Siti Zawiyah said the family hoped that British authorities would allow another aunt Kamar Mahtum Abdul Wahab, 73, to visit Siti Aishah.

Kamar Mahtum left for London on Tuesday night after it became known that the Malaysian woman, held along with two others for about 30 years, could be Siti Aishah.

"Kamar Mahtum is scheduled to return to Malaysia on Wednesday. She needs time to be with Siti Aishah to convince her to come home," Siti Zawiyah said when met at her home in Kuala Klawang near here.

Meanwhile, as more is revealed about the activities of the cult-like group in London's Lambeth district being investigated for holding the women in slavery, other far-left groups in Britain remain bemused with what had happened, reports MARTIN VENGADESAN.

In the 1960s and 1970s, larger fringe groups like the Stalinist Communist Party of Great Britain and Trotskyist parties like Gerry Healy's Workers Revolutionary Party (WRP) and Tony Cliff's Socialist Workers Party (SWP) became increasingly disenchanted with the soft socialist approach of then British Prime Minister Harold Wilson of Labour.

However, the Workers Institute (WI) led by Aravindan Balakrishnan (better known as Comrade Bala), was described as "the most lunatic fringe of the lunatic fringe" by the London Times in the late 1970s.
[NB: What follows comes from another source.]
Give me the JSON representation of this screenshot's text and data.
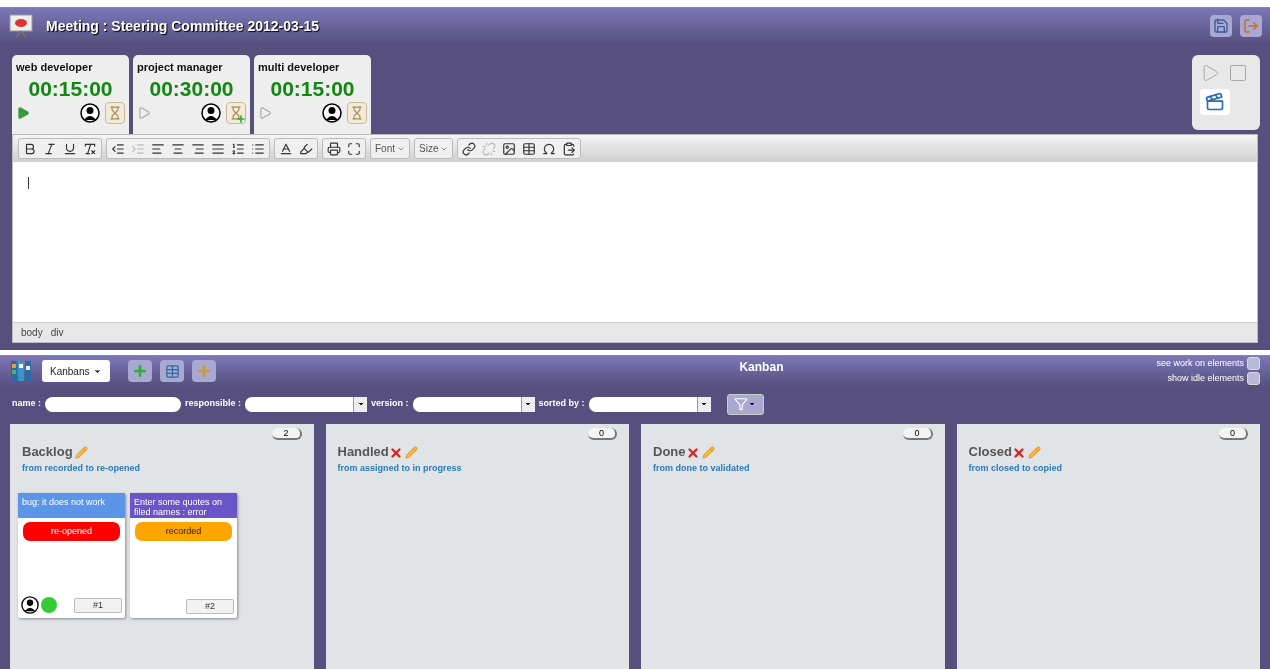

Dr Paul Flewers first came across the WI in the late 1970s. Now an independent Marxist, he was then a member of the Trotskyist group the Revolutionary Communist Party.

He recalls distributing rival newspapers and leaflets alongside the WI in Brixton.

He also remembers that most of Comrade Bala's followers were women of Asian descent.

"The WI was very hostile to other left groups. It had been banned from the meetings of other groups because of its disruptive activities (disobeying the chairman, interrupting speakers, etc)," Flewers said in an email interview.